A few years ago, Marvel announced its slate of movies going forward, all the way into the early '20s. That rubbed me the wrong way. Whenever I mentioned it to anyone, I was met with either shrugs of indifference, or incredulous responses that came back with cries of how smart and thoughtful Marvel was being. I dunno. It smacked of hubris, of an expectation that of course their forthcoming films were going to do well. Of course all of us lemmings would go and see their movies in droves. The presumption of continued popularity bothered me.


So far, so good for Marvel, but I actually think that the mega-success of Infinity War may have just ended things (its sequel next year excepted).

SPOILERS FOLLOW

For one, we watched over half of Marvel's characters die at the end of Infinity War. Fans are going to be eager to find out which deaths are for real, and which will be reversed (you really don't think Spider-Man and Black Panther are dead, do you?). Enter Ant-Man and the Wasp next month. I'm not sure what its box office will be, but it seems unlikely -- after the devastation wrought by Thanos -- that moviegoers are going to shell-out more cash just to see the further adventures of Ant-Man.

If the buzz is correct, then next year's conclusion to Infinity War will see one phase of the Marvel Cinematic Universe (MCU) close, and another begin. We will be treated to a new set of superhero films starring the aforementioned Black Panther and Spider-Man, along with (I guess) more Ant-Man, Captain Marvel, Doctor Strange, and others. But will people still care? Will folks be as invested with the future of the MCU, seeing as how the stakes can't get much higher than wiping out half of all the people in the universe? Seriously, how do you top that?

And then there's Star Wars, directionless, as it's always been. Whether it's George Lucas or Kathleen Kennedy steering the ship, the franchise has always had a sort of 'on the fly' nature about it. That worked for a long time, but I'm wondering if nowadays it doesn't? Perhaps Star Wars needs an injection of Marvel's long-term strategic planning (though, please, don't tell us about it in advance, ok)? Regardless, it's fairly obvious that, both with the new trilogy and the standalone films, that there isn't much connective tissue. Again, this isn't anything new when it comes to Star Wars.
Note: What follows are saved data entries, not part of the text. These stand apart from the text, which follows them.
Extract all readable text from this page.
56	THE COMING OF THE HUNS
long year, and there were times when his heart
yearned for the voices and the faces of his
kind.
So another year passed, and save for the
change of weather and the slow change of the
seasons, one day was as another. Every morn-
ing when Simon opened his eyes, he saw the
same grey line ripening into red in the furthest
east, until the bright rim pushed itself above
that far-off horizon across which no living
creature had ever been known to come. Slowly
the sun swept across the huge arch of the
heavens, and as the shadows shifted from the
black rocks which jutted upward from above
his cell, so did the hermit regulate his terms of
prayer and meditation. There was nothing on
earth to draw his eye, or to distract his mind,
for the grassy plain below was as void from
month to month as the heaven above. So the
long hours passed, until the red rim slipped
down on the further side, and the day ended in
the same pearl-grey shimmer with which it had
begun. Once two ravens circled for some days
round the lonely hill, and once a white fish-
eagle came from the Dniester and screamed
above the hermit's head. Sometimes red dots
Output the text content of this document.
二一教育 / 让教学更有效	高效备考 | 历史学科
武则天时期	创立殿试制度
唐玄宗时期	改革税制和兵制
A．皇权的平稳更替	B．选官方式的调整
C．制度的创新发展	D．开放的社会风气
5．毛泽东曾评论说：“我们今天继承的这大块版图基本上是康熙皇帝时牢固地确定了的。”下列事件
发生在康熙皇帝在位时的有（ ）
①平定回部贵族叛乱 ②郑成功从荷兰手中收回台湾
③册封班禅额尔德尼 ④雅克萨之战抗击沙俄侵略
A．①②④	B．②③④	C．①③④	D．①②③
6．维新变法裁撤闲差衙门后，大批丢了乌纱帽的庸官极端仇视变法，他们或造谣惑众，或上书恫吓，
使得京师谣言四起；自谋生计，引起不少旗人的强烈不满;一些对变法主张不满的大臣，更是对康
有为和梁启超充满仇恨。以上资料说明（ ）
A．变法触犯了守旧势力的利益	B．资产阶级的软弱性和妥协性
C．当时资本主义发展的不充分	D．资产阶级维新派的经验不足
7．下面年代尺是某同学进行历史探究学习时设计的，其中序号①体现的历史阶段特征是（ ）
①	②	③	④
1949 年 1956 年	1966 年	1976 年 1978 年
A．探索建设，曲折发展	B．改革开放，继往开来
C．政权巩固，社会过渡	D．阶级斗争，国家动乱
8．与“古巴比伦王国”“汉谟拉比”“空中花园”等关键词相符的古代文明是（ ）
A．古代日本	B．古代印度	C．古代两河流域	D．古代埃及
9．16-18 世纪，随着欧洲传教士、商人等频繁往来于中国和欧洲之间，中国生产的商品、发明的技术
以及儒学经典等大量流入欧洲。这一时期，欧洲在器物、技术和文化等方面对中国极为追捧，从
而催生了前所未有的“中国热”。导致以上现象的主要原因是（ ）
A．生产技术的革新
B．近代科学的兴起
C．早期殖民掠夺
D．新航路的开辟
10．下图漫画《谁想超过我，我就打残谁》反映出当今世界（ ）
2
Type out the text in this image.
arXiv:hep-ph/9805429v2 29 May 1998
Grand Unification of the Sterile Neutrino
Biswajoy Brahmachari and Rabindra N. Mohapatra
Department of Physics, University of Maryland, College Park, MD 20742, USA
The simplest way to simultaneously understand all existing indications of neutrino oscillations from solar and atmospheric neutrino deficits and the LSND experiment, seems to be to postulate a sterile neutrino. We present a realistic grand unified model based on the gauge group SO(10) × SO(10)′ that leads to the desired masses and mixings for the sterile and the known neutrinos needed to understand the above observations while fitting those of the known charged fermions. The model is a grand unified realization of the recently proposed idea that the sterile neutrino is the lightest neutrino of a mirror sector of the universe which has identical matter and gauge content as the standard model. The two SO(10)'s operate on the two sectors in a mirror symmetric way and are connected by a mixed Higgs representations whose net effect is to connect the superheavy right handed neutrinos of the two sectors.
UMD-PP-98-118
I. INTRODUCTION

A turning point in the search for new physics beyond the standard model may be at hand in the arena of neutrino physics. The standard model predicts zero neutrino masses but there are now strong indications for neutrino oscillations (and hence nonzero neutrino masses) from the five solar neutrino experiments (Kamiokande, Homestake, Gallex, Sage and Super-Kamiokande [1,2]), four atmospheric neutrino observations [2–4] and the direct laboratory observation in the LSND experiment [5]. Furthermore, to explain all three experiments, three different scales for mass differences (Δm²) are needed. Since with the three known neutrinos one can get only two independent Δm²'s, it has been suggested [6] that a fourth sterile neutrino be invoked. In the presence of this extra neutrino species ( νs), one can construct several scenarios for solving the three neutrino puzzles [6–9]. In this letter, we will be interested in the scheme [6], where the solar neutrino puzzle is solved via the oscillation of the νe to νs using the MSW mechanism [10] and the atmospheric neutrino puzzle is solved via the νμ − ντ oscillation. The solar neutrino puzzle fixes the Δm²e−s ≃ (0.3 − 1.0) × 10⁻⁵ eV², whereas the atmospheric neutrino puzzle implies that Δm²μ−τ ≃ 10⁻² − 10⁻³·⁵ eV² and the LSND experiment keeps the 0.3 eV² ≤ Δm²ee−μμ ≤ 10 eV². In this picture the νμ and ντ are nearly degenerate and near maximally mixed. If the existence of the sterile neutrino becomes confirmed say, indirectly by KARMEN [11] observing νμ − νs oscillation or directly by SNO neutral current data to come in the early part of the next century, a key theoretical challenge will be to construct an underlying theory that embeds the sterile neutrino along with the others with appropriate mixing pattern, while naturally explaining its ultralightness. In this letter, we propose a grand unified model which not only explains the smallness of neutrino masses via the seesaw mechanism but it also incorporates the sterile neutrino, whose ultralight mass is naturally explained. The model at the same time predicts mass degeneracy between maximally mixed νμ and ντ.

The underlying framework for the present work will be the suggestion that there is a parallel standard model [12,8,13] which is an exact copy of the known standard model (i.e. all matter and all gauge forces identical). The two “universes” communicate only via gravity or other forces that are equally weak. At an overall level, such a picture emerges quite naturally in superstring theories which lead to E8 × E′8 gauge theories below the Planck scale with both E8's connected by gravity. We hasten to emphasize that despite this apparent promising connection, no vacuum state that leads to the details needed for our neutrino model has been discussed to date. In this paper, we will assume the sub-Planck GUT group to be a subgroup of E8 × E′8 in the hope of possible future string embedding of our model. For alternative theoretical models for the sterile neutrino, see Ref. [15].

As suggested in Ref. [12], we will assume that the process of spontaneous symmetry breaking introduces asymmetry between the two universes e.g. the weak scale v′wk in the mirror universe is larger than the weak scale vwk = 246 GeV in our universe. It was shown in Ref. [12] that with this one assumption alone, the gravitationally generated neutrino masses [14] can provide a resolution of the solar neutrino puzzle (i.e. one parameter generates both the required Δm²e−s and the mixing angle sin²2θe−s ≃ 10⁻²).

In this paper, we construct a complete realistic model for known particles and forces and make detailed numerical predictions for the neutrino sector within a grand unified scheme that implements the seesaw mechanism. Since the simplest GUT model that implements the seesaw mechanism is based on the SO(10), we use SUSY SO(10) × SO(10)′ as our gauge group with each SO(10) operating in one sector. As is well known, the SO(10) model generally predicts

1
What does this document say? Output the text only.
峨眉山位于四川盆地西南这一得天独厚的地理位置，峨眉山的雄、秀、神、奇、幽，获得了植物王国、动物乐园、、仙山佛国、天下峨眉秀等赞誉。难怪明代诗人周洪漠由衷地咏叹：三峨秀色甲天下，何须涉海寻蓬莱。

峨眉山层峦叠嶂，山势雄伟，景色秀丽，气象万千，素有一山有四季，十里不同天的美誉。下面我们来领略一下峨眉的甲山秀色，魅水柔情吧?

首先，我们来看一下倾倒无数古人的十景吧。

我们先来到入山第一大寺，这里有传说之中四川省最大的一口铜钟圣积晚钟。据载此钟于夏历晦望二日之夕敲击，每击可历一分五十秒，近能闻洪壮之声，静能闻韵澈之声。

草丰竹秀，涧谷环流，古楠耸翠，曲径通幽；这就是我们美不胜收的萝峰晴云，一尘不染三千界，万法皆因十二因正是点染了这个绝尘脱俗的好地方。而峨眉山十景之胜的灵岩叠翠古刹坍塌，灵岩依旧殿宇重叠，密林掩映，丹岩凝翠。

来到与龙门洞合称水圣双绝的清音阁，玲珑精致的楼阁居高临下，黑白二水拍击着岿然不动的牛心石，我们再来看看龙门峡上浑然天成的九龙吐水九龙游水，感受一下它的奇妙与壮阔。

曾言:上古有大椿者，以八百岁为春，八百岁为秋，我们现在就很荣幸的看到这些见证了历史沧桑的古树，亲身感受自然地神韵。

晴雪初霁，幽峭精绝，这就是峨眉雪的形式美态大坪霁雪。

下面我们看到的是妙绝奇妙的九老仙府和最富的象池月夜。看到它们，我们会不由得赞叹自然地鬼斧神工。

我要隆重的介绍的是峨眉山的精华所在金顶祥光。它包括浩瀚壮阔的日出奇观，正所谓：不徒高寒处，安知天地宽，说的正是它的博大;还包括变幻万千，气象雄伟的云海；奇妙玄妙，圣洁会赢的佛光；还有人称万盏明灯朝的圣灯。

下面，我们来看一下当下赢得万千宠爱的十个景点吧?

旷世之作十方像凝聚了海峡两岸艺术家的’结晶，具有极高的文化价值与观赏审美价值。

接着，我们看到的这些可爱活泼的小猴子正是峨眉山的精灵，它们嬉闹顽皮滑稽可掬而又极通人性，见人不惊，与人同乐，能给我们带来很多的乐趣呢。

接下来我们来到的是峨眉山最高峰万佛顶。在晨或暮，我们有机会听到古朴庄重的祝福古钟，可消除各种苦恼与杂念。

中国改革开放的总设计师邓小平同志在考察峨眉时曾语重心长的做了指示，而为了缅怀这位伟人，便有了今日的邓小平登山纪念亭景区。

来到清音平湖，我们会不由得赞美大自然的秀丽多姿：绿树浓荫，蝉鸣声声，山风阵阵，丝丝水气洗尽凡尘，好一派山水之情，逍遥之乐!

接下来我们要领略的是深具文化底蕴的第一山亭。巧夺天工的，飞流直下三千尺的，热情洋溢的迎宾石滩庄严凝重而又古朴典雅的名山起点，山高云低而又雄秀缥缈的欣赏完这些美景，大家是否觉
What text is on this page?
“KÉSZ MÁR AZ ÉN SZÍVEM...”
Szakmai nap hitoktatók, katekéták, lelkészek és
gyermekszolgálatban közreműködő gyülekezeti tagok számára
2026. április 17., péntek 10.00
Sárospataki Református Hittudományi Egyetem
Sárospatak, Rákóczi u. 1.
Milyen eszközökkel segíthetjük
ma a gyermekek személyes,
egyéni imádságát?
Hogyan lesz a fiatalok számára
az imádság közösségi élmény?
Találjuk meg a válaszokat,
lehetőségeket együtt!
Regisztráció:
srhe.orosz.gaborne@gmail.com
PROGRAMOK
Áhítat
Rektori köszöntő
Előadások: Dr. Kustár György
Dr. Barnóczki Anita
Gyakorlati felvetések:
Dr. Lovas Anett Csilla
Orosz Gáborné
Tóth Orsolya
Going back to A New Hope, it was pretty evident that Luke was the hero and Darth Vader was just some villain. You can tell that it wasn't until The Empire Strikes Back came along that George Lucas decided to make them father and son. Then, with Empire, there wasn't a clue that Luke and Leia were brother and sister (that icky kiss), so Lucas again does a retcon in the next movie. There's also the apparent reality with Return of the Jedi that Star Wars was already bereft of ideas, as it reuses the Death Star battle as its climax.

The prequels, Rogue One, and Solo are just putting prerequisite flesh on very familiar bones. And the current trilogy, well, it's as disjointed as the old one was. The Force Awakens sees JJ Abrams planting some seeds for future plot lines, only to have Rian Johnson step in with The Last Jedi and apparently think those were stupid and blow them off. It isn't unreasonable for fans and film-goers to expect some cohesion when it comes to storytelling. So far, that's been very much lacking with the latest trilogy. And, to be honest, the way Last Jedi leaves things isn't really a true cliffhanger, and doesn't  whet ones appetite for a final chapter.

Don't get me wrong. I love Star Wars, and have enjoyed the MCU very much. But cinemas are becoming increasingly cluttered with blockbusters and franchises (Jurassic World, Godzilla/King Kong, and DC just to name a few), and I'm not sure how much longer audiences are going to shell-out their cold hard cash (or credit) to go see them. Or at least, the same franchises. Star Wars has to find its footing and get some direction, and the MCU, well, it needs to find a way to come back after raising the stakes about as high as they'll go.

Personally, I like things that have a beginning, a middle, and an end. Constantly going, 'But wait, there's more!' can become tiresome after awhile.